J'ai vu tuer Ben Barka. Thriller politique aux accents melvilliens

BRUXELLES Plus de trente ans après L'attentat d'Yves Boisset, Serge Le Péron donne à la fameuse affaire Ben Barka un éclairage nouveau qui révèle bien des détails sur cette fausse énigme qui faillit faire vaciller le pouvoir gaulliste vers le milieu des années soixante. J'ai vu tuer Ben Barka sort en fait tout juste quarante années après les événements. Le titre évoque une déclaration du cinéaste Georges Franju, lequel fut impliqué bien malgré lui, en compagnie de sa consoeur Marguerite Duras, dans l'enlèvement du célèbre opposant marocain alors réfugié en Algérie, mais de passage en France pour y rencontrer ceux qui devaient préparer en sa compagnie un ambitieux documentaire sur l'exploitation des richesses tiers-mondistes par le capitalisme occidental.

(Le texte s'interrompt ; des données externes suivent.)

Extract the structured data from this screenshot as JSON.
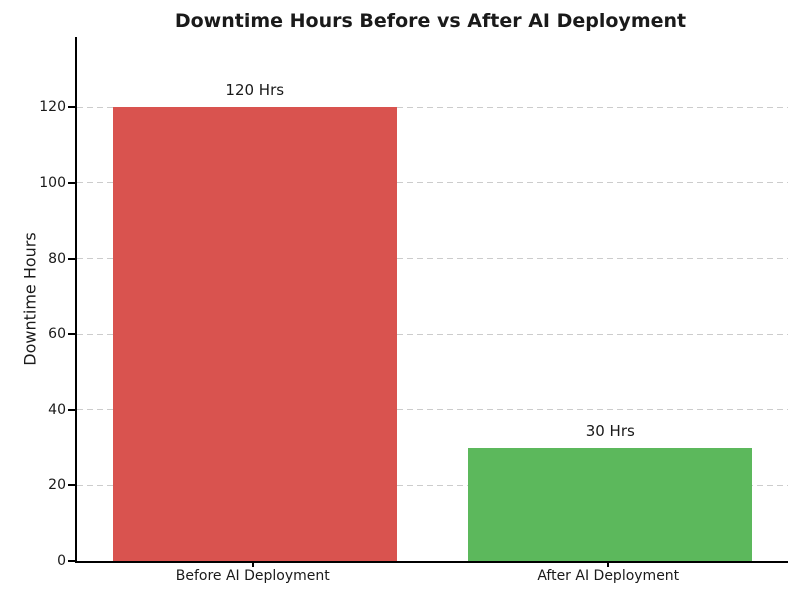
{
  "chart_data": {
    "type": "bar",
    "title": "Downtime Hours Before vs After AI Deployment",
    "xlabel": "",
    "ylabel": "Downtime Hours",
    "categories": [
      "Before AI Deployment",
      "After AI Deployment"
    ],
    "values": [
      120,
      30
    ],
    "bar_labels": [
      "120 Hrs",
      "30 Hrs"
    ],
    "bar_colors": [
      "#d9534f",
      "#5cb85c"
    ],
    "yticks": [
      0,
      20,
      40,
      60,
      80,
      100,
      120
    ],
    "ylim": [
      0,
      138.6
    ],
    "xlim": [
      -0.5,
      1.5
    ],
    "bar_width": 0.8,
    "grid": "horizontal-dashed",
    "grid_color": "#cccccc",
    "legend": "none",
    "text_color": "#1a1a1a",
    "background_color": "#ffffff"
  }
}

Selon la thèse du présent ouvrage, ce projet de film n'était qu'un prétexte pour attirer Ben Barka dans un guet-apens ourdi par les services secrets marocains et la CIA avec la bienveillance des autorités françaises. La victime se laissa convaincre par le pseudo-producteur Georges Figon dont la confession fut publiée en janvier 1966 par L'Express, quelques jours après que l'intéressé, devenu un témoin trop dangereux, ne fut découvert suicidé.

La construction non chronologique du film donne à celui-ci une véritable dimension romantique dans le sens le plus noble de celle-ci. Visiblement passionné par le cinéma d'époque, Le Péron s'est magistralement joué de tous les pièges de la reconstitution historique. Plutôt que de faire exploser les budgets sur les moindres détails, l'auteur de L'affaire Marcorelle a préféré se concentrer sur la valeur de ses comédiens pour nous plonger dans un récit traité avec minutie en dépit de zones d'ombre obligatoires, tant et si bien qu'à l'arrivée, J'ai vu tuer Ben Barka est une belle réussite sur le plan du style, qu'un Melville en personne n'aurait sans doute pas dénigré.

Et l'auteur du Cercle rouge n'aurait certainement pas désapprouvé non plus le choix d'un comédien de la classe de Charles Berling en tête d'une distribution comprenant également Mathieu Amalric, Jean-Pierre Léaud (Franju) et une très surprenante Josiane Balasko en Marguerite Duras. Voilà un petit bijou pour les cinéphiles passionnés de thrillers politiques.